Il dépense la même somme pour se nourrir mais reconnaît que c’est trop peu : « La nourriture est chère, et il y a des jours où je me prive. » . Le samedi par exemple, il lui arrive de sauter des repas.

Imprévus : 60 euros

Une assurance santé est prélevée directement sur le salaire de Berthe. Mais elle ne rembourse que 70 à 80% de ses frais médicaux. Il prévoit donc pour chaque mois un petit matelas de sécurité en cas de pépin de santé.

Autrement, il consacre cette somme à ses loisirs, comme pour « sortir au restaurant ou au cinéma avec ses amis » ou pour s’habiller.

Cours du soir : 48 euros

En parallèle de son travail, il suit une formation d’ingénieur informatique, qu’il paie de sa poche.
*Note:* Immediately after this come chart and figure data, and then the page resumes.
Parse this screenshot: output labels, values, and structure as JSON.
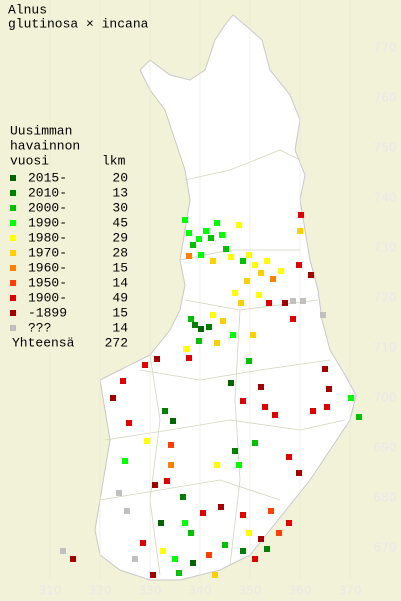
{
  "title": [
    "Alnus",
    "glutinosa × incana"
  ],
  "legend": {
    "header": [
      "Uusimman",
      "havainnon",
      "vuosi"
    ],
    "count_header": "lkm",
    "rows": [
      {
        "label": "2015-",
        "count": 20,
        "color": "#006400"
      },
      {
        "label": "2010-",
        "count": 13,
        "color": "#008000"
      },
      {
        "label": "2000-",
        "count": 30,
        "color": "#00c000"
      },
      {
        "label": "1990-",
        "count": 45,
        "color": "#00ff00"
      },
      {
        "label": "1980-",
        "count": 29,
        "color": "#ffff00"
      },
      {
        "label": "1970-",
        "count": 28,
        "color": "#ffd000"
      },
      {
        "label": "1960-",
        "count": 15,
        "color": "#ff8000"
      },
      {
        "label": "1950-",
        "count": 14,
        "color": "#ff4000"
      },
      {
        "label": "1900-",
        "count": 49,
        "color": "#e00000"
      },
      {
        "label": "-1899",
        "count": 15,
        "color": "#a00000"
      },
      {
        "label": "???",
        "count": 14,
        "color": "#c0c0c0"
      }
    ],
    "total": {
      "label": "Yhteensä",
      "count": 272
    }
  },
  "x_labels": [
    310,
    320,
    330,
    340,
    350,
    360,
    370
  ],
  "y_labels": [
    770,
    760,
    750,
    740,
    730,
    720,
    710,
    700,
    690,
    680,
    670
  ]
}
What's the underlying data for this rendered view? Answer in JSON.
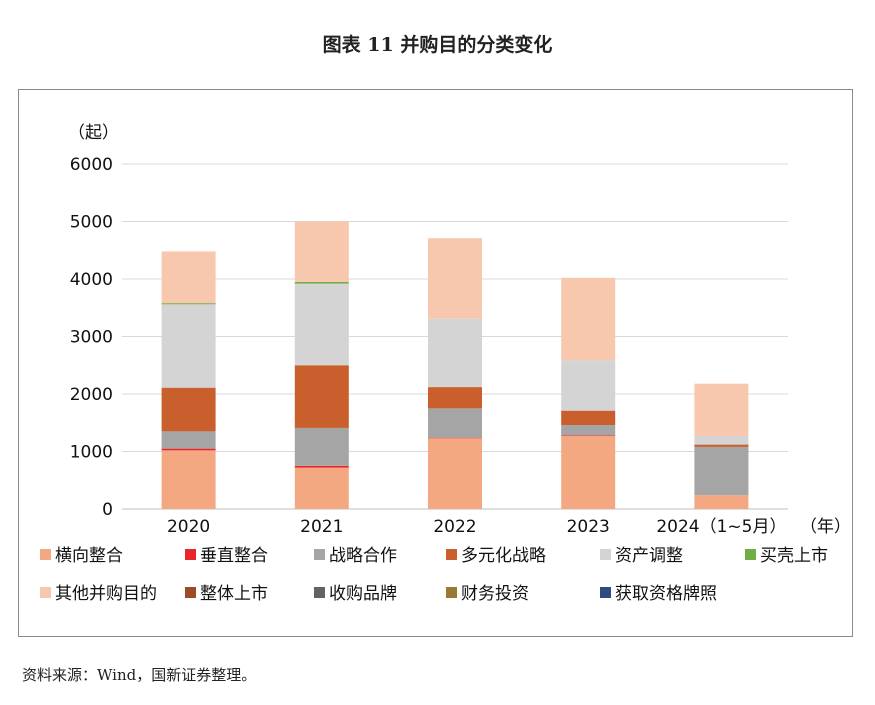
{
  "figure_title": "图表 11  并购目的分类变化",
  "source": "资料来源：Wind，国新证券整理。",
  "chart_data": {
    "type": "bar",
    "stacked": true,
    "ylabel": "（起）",
    "xlabel": "（年）",
    "categories": [
      "2020",
      "2021",
      "2022",
      "2023",
      "2024（1~5月）"
    ],
    "y_ticks": [
      "0",
      "1000",
      "2000",
      "3000",
      "4000",
      "5000",
      "6000"
    ],
    "ylim": [
      0,
      6000
    ],
    "grid": true,
    "legend_position": "bottom",
    "series": [
      {
        "name": "横向整合",
        "color": "#F4A882",
        "values": [
          1020,
          720,
          1230,
          1270,
          240
        ]
      },
      {
        "name": "垂直整合",
        "color": "#E8262B",
        "values": [
          30,
          30,
          10,
          10,
          0
        ]
      },
      {
        "name": "战略合作",
        "color": "#A5A5A5",
        "values": [
          300,
          660,
          510,
          180,
          840
        ]
      },
      {
        "name": "多元化战略",
        "color": "#C85F2C",
        "values": [
          760,
          1090,
          370,
          250,
          40
        ]
      },
      {
        "name": "资产调整",
        "color": "#D4D4D4",
        "values": [
          1450,
          1420,
          1190,
          880,
          150
        ]
      },
      {
        "name": "买壳上市",
        "color": "#70AD47",
        "values": [
          20,
          30,
          0,
          0,
          0
        ]
      },
      {
        "name": "其他并购目的",
        "color": "#F8C8AE",
        "values": [
          900,
          1050,
          1400,
          1430,
          910
        ]
      },
      {
        "name": "整体上市",
        "color": "#9E4A25",
        "values": [
          0,
          0,
          0,
          0,
          0
        ]
      },
      {
        "name": "收购品牌",
        "color": "#636363",
        "values": [
          0,
          0,
          0,
          0,
          0
        ]
      },
      {
        "name": "财务投资",
        "color": "#997A35",
        "values": [
          0,
          0,
          0,
          0,
          0
        ]
      },
      {
        "name": "获取资格牌照",
        "color": "#2F4C80",
        "values": [
          0,
          0,
          0,
          0,
          0
        ]
      }
    ]
  }
}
Il a intégré ce cursus de 3 ans en 2015 et espère à terme décrocher une nouvelle promotion interne, par exemple « dans le service informatique de Bolloré qui s’occupe des machines ». L’informatique est de plus en plus prégnante dans les grosses machines de l’entreprise.

Les cours lui coûtent près de 580 euros par an, soit 48 euros par mois. Chaque année, les frais d’inscription augmentent de 80 euros environ. Une hausse que Berthe peut assumer en piochant dans son budget « épargne ». Il sait que son investissement lui rapportera bien plus.